Да, любят у нас пьяниц, может быть, даже больше, чем сирых да убогих, и это правильно. Ну напился человек, что ж его теперь, ногами тузить? Хотя, может, и следовало бы. Бывают моменты в жизни государства, когда пьяница для него самый что ни на есть жалеемый и нужный человек, патриот и даже герой. Жертвуя собственным здоровьем, швыряет он свои кровно и не кровно заработанные рубли в государственный сундук. А ведь мог бы потратить эти деньги на поездку в Гонолулу или, на худой конец, к теще в Кривой Рог, но не потратил – честно отдал. А чтобы не расстраиваться, одурманивает бедолага себя различными напитками, более химическими, чем пищевыми. Сколько таких вот незаметных героев живет в нашей стране? Героев, о которых, как говорят, не пишут в газетах. Не пишут, а жаль. Да о них не только писать надо, им памятники пора бы ставить, вечно добровольно одурманенным, вечно нуждающимся, и все же каким-то непонятным образом существующим. Честь им и слава и вечный покой.
Жил старик более чем скромно. Вся ветхая обстановка его дома состояла из железной кровати, сундука да стола со стульями. В углу рядом с печью стоял титан, а на стенах висели фотографии родственников, на которых ретуши было больше, чем собственно фотографического изображения.
Так ли это было или показалось Зуеву, но старик как будто обрадовался приходу необычных гостей. Он резво запалил керосинку, поставил чайник и пригласил гостей за стол посидеть покалякать. Старик с любопытством разглядывал пришельцев и ждал. Это ожидание было написано у него на лице, а гости не спешили развлекать хозяина. Шувалов, как каменный гость, стоял посреди избы и шевелил мышцами лица. Зуев разделся сам, затем помог Шувалову снять пальто, а потом спросил, где здесь можно умыться.

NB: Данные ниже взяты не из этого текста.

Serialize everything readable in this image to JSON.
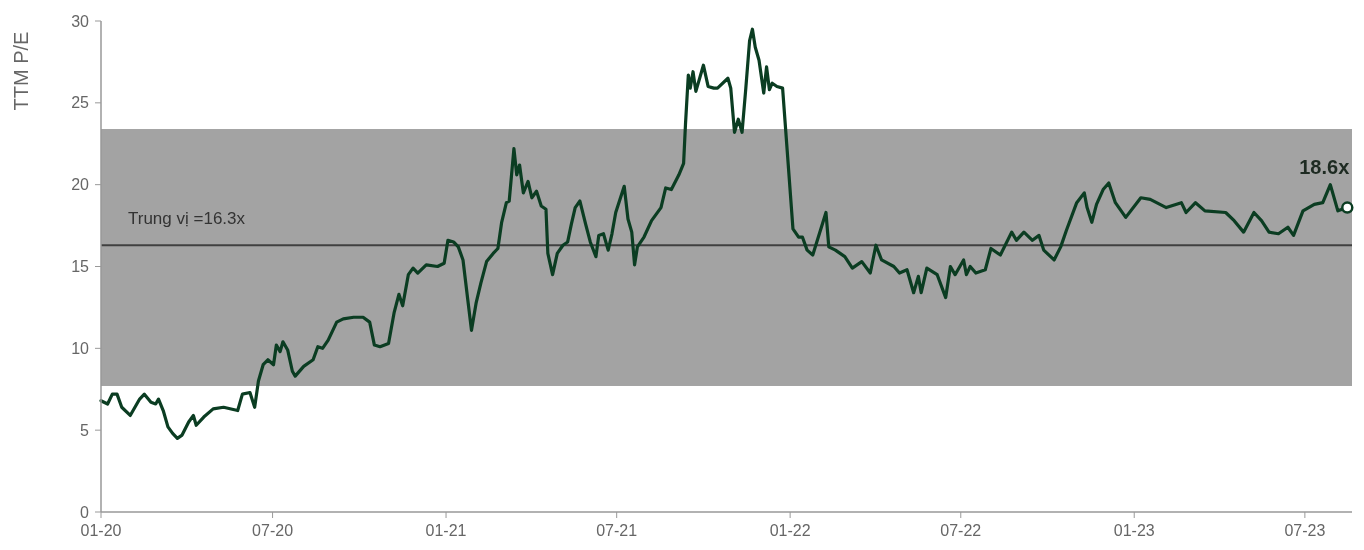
{
  "chart_data": {
    "type": "line",
    "ylabel": "TTM P/E",
    "xlim": [
      "2020-01-01",
      "2023-08-20"
    ],
    "xticks": [
      {
        "value": "2020-01-01",
        "label": "01-20"
      },
      {
        "value": "2020-07-01",
        "label": "07-20"
      },
      {
        "value": "2021-01-01",
        "label": "01-21"
      },
      {
        "value": "2021-07-01",
        "label": "07-21"
      },
      {
        "value": "2022-01-01",
        "label": "01-22"
      },
      {
        "value": "2022-07-01",
        "label": "07-22"
      },
      {
        "value": "2023-01-01",
        "label": "01-23"
      },
      {
        "value": "2023-07-01",
        "label": "07-23"
      }
    ],
    "ylim": [
      0,
      30
    ],
    "yticks": [
      0,
      5,
      10,
      15,
      20,
      25,
      30
    ],
    "bands": [
      {
        "axis": "y",
        "from": 7.7,
        "to": 23.4,
        "color": "#a3a3a3"
      }
    ],
    "ref_lines": [
      {
        "axis": "y",
        "value": 16.3,
        "label": "Trung vị =16.3x",
        "color": "#404040"
      }
    ],
    "annotations": [
      {
        "text": "18.6x",
        "x": "2023-08-15",
        "y": 18.6
      }
    ],
    "series": [
      {
        "color": "#0b3d22",
        "x": [
          "2020-01-01",
          "2020-01-08",
          "2020-01-13",
          "2020-01-18",
          "2020-01-23",
          "2020-02-01",
          "2020-02-11",
          "2020-02-16",
          "2020-02-23",
          "2020-02-28",
          "2020-03-02",
          "2020-03-07",
          "2020-03-12",
          "2020-03-17",
          "2020-03-22",
          "2020-03-27",
          "2020-04-03",
          "2020-04-08",
          "2020-04-11",
          "2020-04-19",
          "2020-04-29",
          "2020-05-10",
          "2020-05-25",
          "2020-05-30",
          "2020-06-07",
          "2020-06-12",
          "2020-06-16",
          "2020-06-21",
          "2020-06-26",
          "2020-07-02",
          "2020-07-05",
          "2020-07-09",
          "2020-07-12",
          "2020-07-17",
          "2020-07-22",
          "2020-07-25",
          "2020-08-03",
          "2020-08-13",
          "2020-08-18",
          "2020-08-23",
          "2020-08-29",
          "2020-09-07",
          "2020-09-14",
          "2020-09-25",
          "2020-10-05",
          "2020-10-12",
          "2020-10-17",
          "2020-10-23",
          "2020-11-01",
          "2020-11-07",
          "2020-11-12",
          "2020-11-16",
          "2020-11-22",
          "2020-11-27",
          "2020-12-02",
          "2020-12-11",
          "2020-12-23",
          "2020-12-30",
          "2021-01-03",
          "2021-01-09",
          "2021-01-14",
          "2021-01-19",
          "2021-01-24",
          "2021-01-28",
          "2021-02-02",
          "2021-02-07",
          "2021-02-13",
          "2021-02-20",
          "2021-02-25",
          "2021-03-01",
          "2021-03-06",
          "2021-03-09",
          "2021-03-14",
          "2021-03-17",
          "2021-03-20",
          "2021-03-24",
          "2021-03-29",
          "2021-04-02",
          "2021-04-07",
          "2021-04-12",
          "2021-04-17",
          "2021-04-19",
          "2021-04-24",
          "2021-04-29",
          "2021-05-05",
          "2021-05-10",
          "2021-05-14",
          "2021-05-18",
          "2021-05-23",
          "2021-05-29",
          "2021-06-03",
          "2021-06-09",
          "2021-06-12",
          "2021-06-17",
          "2021-06-22",
          "2021-06-26",
          "2021-06-30",
          "2021-07-09",
          "2021-07-13",
          "2021-07-17",
          "2021-07-20",
          "2021-07-23",
          "2021-07-30",
          "2021-08-07",
          "2021-08-12",
          "2021-08-17",
          "2021-08-22",
          "2021-08-28",
          "2021-09-05",
          "2021-09-10",
          "2021-09-12",
          "2021-09-15",
          "2021-09-17",
          "2021-09-20",
          "2021-09-23",
          "2021-10-01",
          "2021-10-06",
          "2021-10-12",
          "2021-10-16",
          "2021-10-27",
          "2021-10-30",
          "2021-11-03",
          "2021-11-07",
          "2021-11-11",
          "2021-11-15",
          "2021-11-19",
          "2021-11-22",
          "2021-11-25",
          "2021-11-29",
          "2021-12-04",
          "2021-12-07",
          "2021-12-10",
          "2021-12-13",
          "2021-12-18",
          "2021-12-24",
          "2022-01-04",
          "2022-01-10",
          "2022-01-14",
          "2022-01-19",
          "2022-01-25",
          "2022-02-08",
          "2022-02-11",
          "2022-02-18",
          "2022-02-28",
          "2022-03-08",
          "2022-03-18",
          "2022-03-27",
          "2022-04-02",
          "2022-04-08",
          "2022-04-21",
          "2022-04-27",
          "2022-05-05",
          "2022-05-12",
          "2022-05-17",
          "2022-05-20",
          "2022-05-26",
          "2022-06-06",
          "2022-06-15",
          "2022-06-20",
          "2022-06-25",
          "2022-07-04",
          "2022-07-07",
          "2022-07-11",
          "2022-07-17",
          "2022-07-27",
          "2022-08-02",
          "2022-08-12",
          "2022-08-24",
          "2022-08-29",
          "2022-09-06",
          "2022-09-15",
          "2022-09-22",
          "2022-09-27",
          "2022-10-08",
          "2022-10-15",
          "2022-10-21",
          "2022-11-01",
          "2022-11-09",
          "2022-11-12",
          "2022-11-17",
          "2022-11-22",
          "2022-11-29",
          "2022-12-05",
          "2022-12-12",
          "2022-12-23",
          "2023-01-08",
          "2023-01-18",
          "2023-02-04",
          "2023-02-20",
          "2023-02-25",
          "2023-03-07",
          "2023-03-17",
          "2023-04-08",
          "2023-04-17",
          "2023-04-27",
          "2023-05-08",
          "2023-05-16",
          "2023-05-24",
          "2023-06-03",
          "2023-06-13",
          "2023-06-19",
          "2023-06-29",
          "2023-07-11",
          "2023-07-20",
          "2023-07-28",
          "2023-08-05",
          "2023-08-15"
        ],
        "values": [
          6.8,
          6.6,
          7.2,
          7.2,
          6.4,
          5.9,
          6.9,
          7.2,
          6.7,
          6.6,
          6.9,
          6.2,
          5.2,
          4.8,
          4.5,
          4.7,
          5.5,
          5.9,
          5.3,
          5.8,
          6.3,
          6.4,
          6.2,
          7.2,
          7.3,
          6.4,
          8.0,
          9.0,
          9.3,
          9.0,
          10.2,
          9.8,
          10.4,
          9.9,
          8.6,
          8.3,
          8.9,
          9.3,
          10.1,
          10.0,
          10.5,
          11.6,
          11.8,
          11.9,
          11.9,
          11.6,
          10.2,
          10.1,
          10.3,
          12.2,
          13.3,
          12.6,
          14.5,
          14.9,
          14.6,
          15.1,
          15.0,
          15.2,
          16.6,
          16.5,
          16.2,
          15.4,
          13.0,
          11.1,
          12.8,
          14.0,
          15.3,
          15.8,
          16.1,
          17.7,
          18.9,
          19.0,
          22.2,
          20.6,
          21.2,
          19.5,
          20.2,
          19.2,
          19.6,
          18.7,
          18.5,
          15.8,
          14.5,
          15.8,
          16.3,
          16.5,
          17.6,
          18.6,
          19.0,
          17.6,
          16.5,
          15.6,
          16.9,
          17.0,
          16.0,
          17.0,
          18.3,
          19.9,
          17.9,
          17.1,
          15.1,
          16.2,
          16.8,
          17.8,
          18.2,
          18.6,
          19.8,
          19.7,
          20.6,
          21.3,
          23.7,
          26.7,
          25.9,
          26.9,
          25.7,
          27.3,
          26.0,
          25.9,
          25.9,
          26.5,
          25.9,
          23.2,
          24.0,
          23.2,
          25.9,
          28.8,
          29.5,
          28.4,
          27.6,
          25.6,
          27.2,
          25.8,
          26.2,
          26.0,
          25.9,
          17.3,
          16.8,
          16.8,
          16.0,
          15.7,
          18.3,
          16.2,
          16.0,
          15.6,
          14.9,
          15.3,
          14.6,
          16.3,
          15.4,
          15.0,
          14.6,
          14.8,
          13.4,
          14.4,
          13.4,
          14.9,
          14.5,
          13.1,
          15.0,
          14.5,
          15.4,
          14.5,
          15.0,
          14.6,
          14.8,
          16.1,
          15.7,
          17.1,
          16.6,
          17.1,
          16.6,
          16.9,
          16.0,
          15.4,
          16.2,
          17.2,
          18.9,
          19.5,
          18.6,
          17.7,
          18.8,
          19.7,
          20.1,
          18.9,
          18.0,
          19.2,
          19.1,
          18.6,
          18.9,
          18.3,
          18.9,
          18.4,
          18.3,
          17.8,
          17.1,
          18.3,
          17.8,
          17.1,
          17.0,
          17.4,
          16.9,
          18.4,
          18.8,
          18.9,
          20.0,
          18.4,
          18.6
        ]
      }
    ]
  }
}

– Там, там, – запричитал старик, – в сенях. Вода есть. Только залил. Не хватит – ведро рядом.
К тому времени как поспел чайник, Зуев с Шуваловым успели умыться. Шувалов с отвращением посмотрел на свое пальто, брошенное в углу комнаты, и прошел к столу. Здесь-то он и сказал свои первые за сегодняшний день слова:
– Ну, здорово, дед. Очень ты нас выручил. Спасибо. Холодно у вас на кладбище и… грязновато.

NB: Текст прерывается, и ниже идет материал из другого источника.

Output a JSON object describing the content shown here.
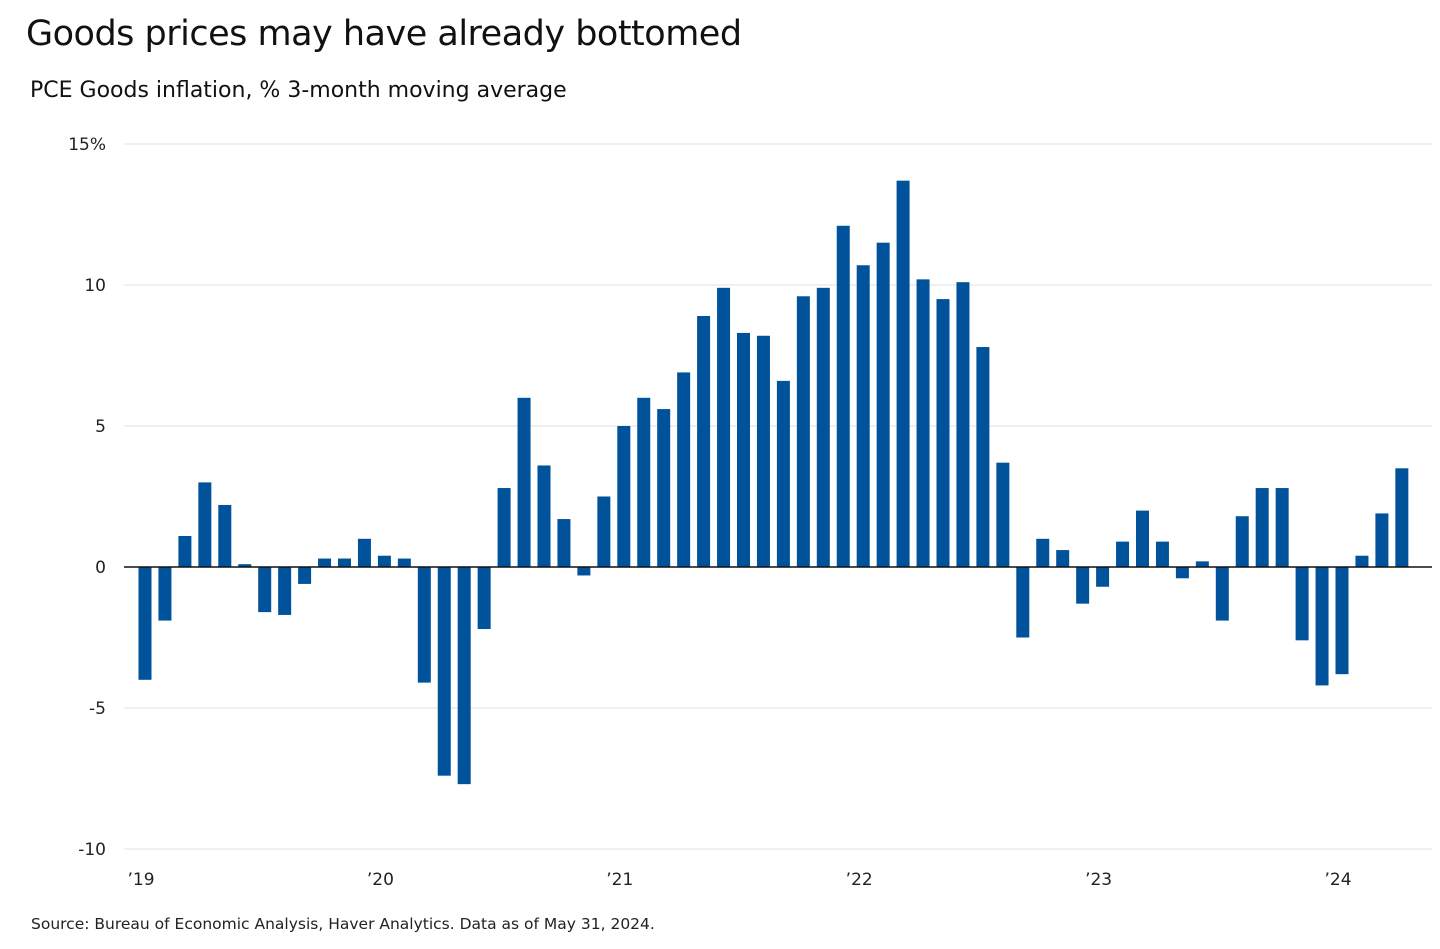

– Да, погост он и есть погост, – охотно ответил хозяин, – мраморов нету. Земля, она на то и земля, чтоб грязной быть. Не для спанья ведь.
Чай пили долго и не спеша. Вначале познакомились, затем старик начал расспрашивать гостей о житье-бытье. Слушая, он внимательно вглядывался в рассказчика, будто силясь понять что-то еще не понятое им в этой жизни. Казалось, ему было интересно все. Каждое слово гостя он обсасывал, как конфету, каждое движение руки провожал взглядом и все время одобрительно кивал головой.
Отогревшись, друзья принялись решать, как им уехать из Чаплина в Москву, и пришли к выводу, что надо дать срочную телеграмму родителям Зуева: "Срочно высылайте сорок рублей телеграфом до востребования". Решить-то решили, но денег не было, и тогда Шувалов обратился к старику:
– Дед, ты уже один раз выручил нас. Выручи еще раз. Дай пятерку. Деньги придут сегодня вечером. Сразу и отдам, а то ведь не уедем. Хочешь, мы тебе свои паспорта отдадим в залог?
Подумав немного и пощипав ус, старик ответил:
– Да на кой мне ваши паспорта? Ты вот что, – обратился он к Зуеву, – ты один иди, дай свою телеграмму и обратно сюда. Чего вам двоим-то болтаться?
– Ну, дед, – обрадовался Зуев, – да хочешь, мы вообще никуда от тебя не уедем? Нам же тебя неудобно беспокоить.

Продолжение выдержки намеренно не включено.